Canadian seed company

Richters Herbs is a Canadian nursery and seed company based in Goodwood, Ontario. Richters is one of the top suppliers of herbs in Canada.

== History ==

Richters was founded as a flower and garden center in 1967 by Waltraut and Otto Richter. Waltraut and Otto moved from Austria to Canada in the 1950s. After they began growing their own herbs, a 1969 feature article in the Toronto Star brought them wide attention. They sent out their first catalogue in 1970. In early years, they did business as Otto Richter and Sons.

Otto is a trained horticulturist. Waltraut ran the business, assisted by their son, Conrad, who has a master's degree in botany

Originally located in Locust Hill, Ontario, Waltraut and Otto moved the herb operation to Goodwood in 1975 after their farm was expropriated for the planned development of Seaton. The financial impact forced them to reduce their 29,000 sqft of greenhouses to 6,000 sqft, devastating their bedding plant business.

The company pivoted to focus on herbs in the mid-1980s and began adding commercial growers to their client list.

== Operations ==

Richters offers seeds for both culinary and medicinal herbs. All plants sold by Richters are grown in its greenhouses or on its site. By 1989, Richters had increased their greenhouse space to more than 20,000 m2.

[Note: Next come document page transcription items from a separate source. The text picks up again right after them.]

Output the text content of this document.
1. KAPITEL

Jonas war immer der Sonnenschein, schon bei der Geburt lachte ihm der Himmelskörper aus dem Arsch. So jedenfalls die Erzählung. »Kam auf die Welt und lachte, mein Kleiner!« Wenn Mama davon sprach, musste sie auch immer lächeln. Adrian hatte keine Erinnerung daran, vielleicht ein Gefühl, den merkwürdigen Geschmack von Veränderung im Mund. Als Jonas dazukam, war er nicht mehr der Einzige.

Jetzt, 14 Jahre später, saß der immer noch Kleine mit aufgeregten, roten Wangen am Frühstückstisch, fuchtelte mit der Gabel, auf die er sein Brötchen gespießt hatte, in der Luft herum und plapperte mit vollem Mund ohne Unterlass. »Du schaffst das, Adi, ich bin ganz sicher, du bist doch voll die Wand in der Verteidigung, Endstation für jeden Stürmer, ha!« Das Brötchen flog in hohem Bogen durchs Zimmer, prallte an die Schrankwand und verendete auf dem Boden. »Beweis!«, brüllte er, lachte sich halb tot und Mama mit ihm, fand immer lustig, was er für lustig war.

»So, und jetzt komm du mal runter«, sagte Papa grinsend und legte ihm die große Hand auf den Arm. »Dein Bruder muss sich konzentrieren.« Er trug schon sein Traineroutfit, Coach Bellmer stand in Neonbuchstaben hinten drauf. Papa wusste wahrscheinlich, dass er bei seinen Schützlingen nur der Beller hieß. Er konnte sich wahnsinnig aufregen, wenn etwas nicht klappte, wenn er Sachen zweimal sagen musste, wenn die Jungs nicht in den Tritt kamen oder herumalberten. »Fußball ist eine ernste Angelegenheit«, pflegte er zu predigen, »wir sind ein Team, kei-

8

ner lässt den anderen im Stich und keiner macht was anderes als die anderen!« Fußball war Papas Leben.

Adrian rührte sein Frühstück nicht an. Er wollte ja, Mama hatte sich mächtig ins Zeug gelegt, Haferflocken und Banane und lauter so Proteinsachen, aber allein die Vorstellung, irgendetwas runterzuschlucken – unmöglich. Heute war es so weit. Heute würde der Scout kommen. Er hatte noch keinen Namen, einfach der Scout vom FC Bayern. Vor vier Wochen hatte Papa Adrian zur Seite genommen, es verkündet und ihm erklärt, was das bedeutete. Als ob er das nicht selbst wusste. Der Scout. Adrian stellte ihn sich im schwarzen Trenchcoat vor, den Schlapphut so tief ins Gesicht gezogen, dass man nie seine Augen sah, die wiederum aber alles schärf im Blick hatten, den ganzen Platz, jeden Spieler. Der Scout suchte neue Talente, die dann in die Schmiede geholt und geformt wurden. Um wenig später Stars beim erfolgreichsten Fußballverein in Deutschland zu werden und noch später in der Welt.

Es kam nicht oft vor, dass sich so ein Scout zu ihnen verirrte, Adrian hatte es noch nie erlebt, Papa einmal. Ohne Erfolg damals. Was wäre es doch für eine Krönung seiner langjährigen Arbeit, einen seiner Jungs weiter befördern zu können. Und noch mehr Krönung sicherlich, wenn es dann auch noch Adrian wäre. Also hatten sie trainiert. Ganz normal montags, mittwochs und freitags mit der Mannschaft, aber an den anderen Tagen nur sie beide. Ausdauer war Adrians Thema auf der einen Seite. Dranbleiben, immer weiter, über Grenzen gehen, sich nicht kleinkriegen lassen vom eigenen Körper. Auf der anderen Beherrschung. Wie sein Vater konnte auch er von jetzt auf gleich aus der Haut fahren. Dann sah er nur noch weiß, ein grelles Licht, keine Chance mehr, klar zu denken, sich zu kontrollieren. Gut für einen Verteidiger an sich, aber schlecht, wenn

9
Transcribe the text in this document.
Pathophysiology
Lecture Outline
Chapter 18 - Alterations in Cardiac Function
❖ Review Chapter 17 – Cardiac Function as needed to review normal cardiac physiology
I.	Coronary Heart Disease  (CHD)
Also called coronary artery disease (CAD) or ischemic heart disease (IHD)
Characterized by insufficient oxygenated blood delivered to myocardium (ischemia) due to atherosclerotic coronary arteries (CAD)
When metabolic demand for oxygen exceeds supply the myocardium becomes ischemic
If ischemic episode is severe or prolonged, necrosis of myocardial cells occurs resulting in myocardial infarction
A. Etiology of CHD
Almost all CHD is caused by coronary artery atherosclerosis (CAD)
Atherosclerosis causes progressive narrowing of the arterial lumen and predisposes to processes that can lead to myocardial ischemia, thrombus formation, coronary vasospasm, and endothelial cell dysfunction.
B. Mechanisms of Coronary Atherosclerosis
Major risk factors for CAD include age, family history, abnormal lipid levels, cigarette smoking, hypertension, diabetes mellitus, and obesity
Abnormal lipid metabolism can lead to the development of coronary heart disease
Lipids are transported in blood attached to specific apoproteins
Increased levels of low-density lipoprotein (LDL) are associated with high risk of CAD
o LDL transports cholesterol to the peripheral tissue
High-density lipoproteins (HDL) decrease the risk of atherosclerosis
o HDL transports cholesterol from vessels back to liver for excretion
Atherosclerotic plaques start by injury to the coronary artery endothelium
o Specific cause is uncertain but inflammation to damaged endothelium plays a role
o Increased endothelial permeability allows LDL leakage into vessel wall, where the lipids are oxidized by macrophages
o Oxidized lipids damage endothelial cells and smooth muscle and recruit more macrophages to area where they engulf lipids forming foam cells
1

The headquarters is located east of Toronto. It has distributors in Australia, Germany, and Israel.

The company has certifications to allow it to export seeds and plants to the United States, and approximately 25 percent of the company's sales are to American customers. Richters will attempt to ship anywhere in the world.

The catalogue provides educational content about the uses of herbs. To expand the varieties of herbs the company can offer, Conrad established seed collection agencies in Nepal, Ghana, China, and Ecuador in the 1980s. They also have a Chinese herbal researcher on staff. By 2000, Richters carried 800 varieties of herbs.

As of 2019, Conrad is president of the company. He travels globally to locate herbs that can be grown successfully in Canada. Conrad has supported regulation of herb growers, pointing to Australia for an example of "workable rules for regulating medicinal herbs".